De regels van zo’n seance zijn simpel: deelnemers laten hun wijsvinger op de bodem van het omgekeerde glas rusten. Zonder druk uit te oefenen, want het is niet de bedoeling dat je het glas verschuift. Dat moet het spook doen. Het tikt letters aan om zinnen te vormen.
Ons medium vroeg of er een ‘geest’ aanwezig was. En verdomd. Het glas begon te bewegen, met onze vingers erop. Vastberaden! ‘Het’ bleek een ‘zij’. Een jonge vrouw, studente filosofie. Ze had zelfmoord gepleegd maar aarzelde af te reizen naar Het Licht. Ze worstelde met gevoelens die haar aan het aardse bonden. Smoorverliefd was ze. Op wie? Op een jongeman. Welke jongeman?
Toen de letters mijn naam vormden sloeg mijn hart over. Mijn wijsvinger begon te beven op het glas. Het spookmeisje vertelde over zichzelf.
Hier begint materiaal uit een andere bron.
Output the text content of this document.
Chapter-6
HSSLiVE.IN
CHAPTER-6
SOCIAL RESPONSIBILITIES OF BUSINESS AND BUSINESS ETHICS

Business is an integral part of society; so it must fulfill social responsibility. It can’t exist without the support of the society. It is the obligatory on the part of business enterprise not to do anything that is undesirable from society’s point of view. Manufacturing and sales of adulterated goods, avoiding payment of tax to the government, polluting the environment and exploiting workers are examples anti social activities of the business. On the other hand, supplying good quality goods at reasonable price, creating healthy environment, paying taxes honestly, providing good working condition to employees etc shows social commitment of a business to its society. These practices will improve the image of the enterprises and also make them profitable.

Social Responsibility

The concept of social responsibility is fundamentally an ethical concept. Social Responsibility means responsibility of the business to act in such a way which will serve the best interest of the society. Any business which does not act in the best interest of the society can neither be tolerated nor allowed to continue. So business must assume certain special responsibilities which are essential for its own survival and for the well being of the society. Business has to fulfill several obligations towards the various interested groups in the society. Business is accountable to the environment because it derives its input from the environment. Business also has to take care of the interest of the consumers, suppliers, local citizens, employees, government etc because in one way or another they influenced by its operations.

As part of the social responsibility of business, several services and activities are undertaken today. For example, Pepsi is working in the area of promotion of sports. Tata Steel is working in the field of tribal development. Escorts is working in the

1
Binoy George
Dat ze haar gevoelens nooit had durven delen. Dat ze dodelijk verlegen was. Dat ze Slavische roots had. Type zigeunerin?
Na een uurtje communiceren vond ons medium het welletjes. De geest werd bedankt. De letters werden opgeruimd. De tv ging aan. Maar ik bleef met mijn gedachten bij mijn Roma. Verliefd zijn op een geest… hoe romantisch wil je het hebben.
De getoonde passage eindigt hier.